Hacı amcanın; sebze pazarından hayvan pazarına, yatılı liseden sulama sistemlerine kadar köy ve köy halkı için hayalleri vardı. Bunun için aday da oldu, ama sevk-i İlâhî ile bir nevi dünyevî saltanat nasip olmadı.
Kaderî programda başka bir gaye ile tavzif edileceğini çok sonradan fark etti.
Yaptıklarına ve yapacaklarına rağmen Belediye Başkanı olarak seçilemediğine önceleri anlam veremeyip biraz kırılsa da vazgeçmedi hayallerinden.
Toprakla uğraşmayı severdi hacı abi.
İşleyecekti topraktan yaratılan Seydim’in genç âdemoğullarını.

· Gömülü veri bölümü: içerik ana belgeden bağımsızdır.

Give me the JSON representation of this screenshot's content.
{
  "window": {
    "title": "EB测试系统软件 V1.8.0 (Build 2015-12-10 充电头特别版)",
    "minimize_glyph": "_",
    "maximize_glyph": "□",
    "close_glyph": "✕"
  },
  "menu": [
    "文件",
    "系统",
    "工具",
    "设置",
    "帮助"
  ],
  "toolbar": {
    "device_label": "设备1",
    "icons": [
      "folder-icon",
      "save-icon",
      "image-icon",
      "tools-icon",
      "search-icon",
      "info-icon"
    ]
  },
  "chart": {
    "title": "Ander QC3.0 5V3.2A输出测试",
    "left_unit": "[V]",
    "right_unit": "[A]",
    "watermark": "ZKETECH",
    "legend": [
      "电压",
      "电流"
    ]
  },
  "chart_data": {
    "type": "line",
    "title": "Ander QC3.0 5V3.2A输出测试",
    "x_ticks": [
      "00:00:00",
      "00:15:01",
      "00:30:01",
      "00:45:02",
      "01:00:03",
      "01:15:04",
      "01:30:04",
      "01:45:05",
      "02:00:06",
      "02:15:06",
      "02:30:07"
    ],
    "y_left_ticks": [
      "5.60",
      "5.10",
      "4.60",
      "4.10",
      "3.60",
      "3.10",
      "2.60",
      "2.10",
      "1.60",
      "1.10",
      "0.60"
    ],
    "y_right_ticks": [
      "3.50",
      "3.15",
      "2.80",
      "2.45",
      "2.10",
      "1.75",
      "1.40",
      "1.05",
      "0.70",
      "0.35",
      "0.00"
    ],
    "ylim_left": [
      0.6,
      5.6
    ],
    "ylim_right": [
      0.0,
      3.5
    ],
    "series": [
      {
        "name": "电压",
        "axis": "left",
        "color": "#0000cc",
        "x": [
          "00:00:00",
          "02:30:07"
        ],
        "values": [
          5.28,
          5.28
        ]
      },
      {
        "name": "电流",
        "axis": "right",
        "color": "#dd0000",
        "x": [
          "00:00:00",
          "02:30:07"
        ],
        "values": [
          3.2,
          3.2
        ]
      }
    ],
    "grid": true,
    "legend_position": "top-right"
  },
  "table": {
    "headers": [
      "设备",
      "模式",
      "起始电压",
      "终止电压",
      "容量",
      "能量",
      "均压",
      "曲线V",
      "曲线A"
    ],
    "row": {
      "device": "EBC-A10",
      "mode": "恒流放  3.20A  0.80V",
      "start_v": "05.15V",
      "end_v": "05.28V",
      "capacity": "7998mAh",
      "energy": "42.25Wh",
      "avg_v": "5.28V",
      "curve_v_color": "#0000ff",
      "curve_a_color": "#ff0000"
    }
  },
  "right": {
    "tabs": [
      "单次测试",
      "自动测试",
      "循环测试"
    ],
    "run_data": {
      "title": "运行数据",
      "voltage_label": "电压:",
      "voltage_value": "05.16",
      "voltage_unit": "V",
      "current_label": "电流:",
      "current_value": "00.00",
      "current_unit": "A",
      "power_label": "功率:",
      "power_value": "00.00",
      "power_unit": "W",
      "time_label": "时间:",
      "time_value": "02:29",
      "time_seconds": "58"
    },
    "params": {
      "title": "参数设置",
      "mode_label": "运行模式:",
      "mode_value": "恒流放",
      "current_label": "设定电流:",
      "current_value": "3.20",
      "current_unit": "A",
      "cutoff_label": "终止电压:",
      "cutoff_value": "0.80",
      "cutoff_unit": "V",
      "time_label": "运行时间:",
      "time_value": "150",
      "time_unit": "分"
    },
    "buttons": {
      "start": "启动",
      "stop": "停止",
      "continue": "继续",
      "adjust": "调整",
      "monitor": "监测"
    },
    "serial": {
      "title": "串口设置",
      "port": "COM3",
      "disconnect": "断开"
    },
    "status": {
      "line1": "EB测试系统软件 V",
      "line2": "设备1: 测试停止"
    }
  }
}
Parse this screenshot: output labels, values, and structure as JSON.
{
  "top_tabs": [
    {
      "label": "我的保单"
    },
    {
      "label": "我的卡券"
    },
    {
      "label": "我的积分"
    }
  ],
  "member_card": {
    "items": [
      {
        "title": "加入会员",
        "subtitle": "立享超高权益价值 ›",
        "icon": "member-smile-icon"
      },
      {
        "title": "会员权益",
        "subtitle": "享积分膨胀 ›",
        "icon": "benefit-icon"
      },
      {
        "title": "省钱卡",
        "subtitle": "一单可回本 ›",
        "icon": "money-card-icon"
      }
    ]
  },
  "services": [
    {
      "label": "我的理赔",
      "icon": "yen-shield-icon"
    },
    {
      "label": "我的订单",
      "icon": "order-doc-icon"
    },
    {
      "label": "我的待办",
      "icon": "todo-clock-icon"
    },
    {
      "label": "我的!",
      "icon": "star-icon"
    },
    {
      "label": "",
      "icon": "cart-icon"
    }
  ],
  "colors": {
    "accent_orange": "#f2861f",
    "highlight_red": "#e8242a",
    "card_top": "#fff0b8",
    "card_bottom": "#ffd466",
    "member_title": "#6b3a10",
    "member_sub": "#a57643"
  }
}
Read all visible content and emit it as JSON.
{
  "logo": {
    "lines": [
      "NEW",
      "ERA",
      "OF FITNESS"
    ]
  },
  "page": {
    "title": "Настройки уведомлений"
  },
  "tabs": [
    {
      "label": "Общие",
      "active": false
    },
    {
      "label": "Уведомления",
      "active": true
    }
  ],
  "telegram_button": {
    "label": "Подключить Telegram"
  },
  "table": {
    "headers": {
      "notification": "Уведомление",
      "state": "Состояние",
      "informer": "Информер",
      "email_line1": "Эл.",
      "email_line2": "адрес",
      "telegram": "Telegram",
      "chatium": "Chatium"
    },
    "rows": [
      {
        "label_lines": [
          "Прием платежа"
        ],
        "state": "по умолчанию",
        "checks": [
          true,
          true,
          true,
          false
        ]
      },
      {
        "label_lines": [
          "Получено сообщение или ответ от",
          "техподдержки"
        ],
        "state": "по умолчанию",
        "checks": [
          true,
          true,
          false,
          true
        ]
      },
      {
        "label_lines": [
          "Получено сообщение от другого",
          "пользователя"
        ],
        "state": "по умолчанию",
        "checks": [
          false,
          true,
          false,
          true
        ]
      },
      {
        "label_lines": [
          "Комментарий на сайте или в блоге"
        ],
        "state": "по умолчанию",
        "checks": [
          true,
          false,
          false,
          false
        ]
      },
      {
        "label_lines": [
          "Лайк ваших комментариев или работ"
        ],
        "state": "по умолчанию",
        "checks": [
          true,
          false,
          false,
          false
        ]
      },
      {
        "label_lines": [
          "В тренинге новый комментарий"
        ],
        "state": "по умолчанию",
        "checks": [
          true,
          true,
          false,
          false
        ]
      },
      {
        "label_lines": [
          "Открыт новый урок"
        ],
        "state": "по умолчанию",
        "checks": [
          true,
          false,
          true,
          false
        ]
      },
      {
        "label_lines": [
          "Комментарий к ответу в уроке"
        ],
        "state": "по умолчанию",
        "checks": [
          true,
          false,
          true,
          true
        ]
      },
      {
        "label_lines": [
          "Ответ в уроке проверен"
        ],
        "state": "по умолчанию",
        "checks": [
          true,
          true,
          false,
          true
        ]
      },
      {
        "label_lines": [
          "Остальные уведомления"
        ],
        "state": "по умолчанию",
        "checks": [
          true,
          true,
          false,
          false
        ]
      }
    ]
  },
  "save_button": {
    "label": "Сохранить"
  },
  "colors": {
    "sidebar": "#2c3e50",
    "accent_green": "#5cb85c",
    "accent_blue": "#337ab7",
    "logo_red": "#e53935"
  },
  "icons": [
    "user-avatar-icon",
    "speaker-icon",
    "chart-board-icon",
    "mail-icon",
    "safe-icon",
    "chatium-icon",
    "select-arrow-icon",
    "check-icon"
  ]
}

İşleyecekti cevherleri, şekil verecek ve istikamete dâvet edecekti.
Kıraç topraklardan meyve yetiştirecekti. Zira Üstadı gibi nesl-i cedidle konuşacak, minik kalplere iman tohumlarını ekecekti.
O kıraç toprakların bahçıvanıydı. Ehl-i Beytten Seyit Murat ve hanedanının bereket ve himmetiyle vurdu nur kazmasını kesif kalplere. İslâmiyet suyu ve imanın ziyası ile istidatları inkişaf ettirmek için...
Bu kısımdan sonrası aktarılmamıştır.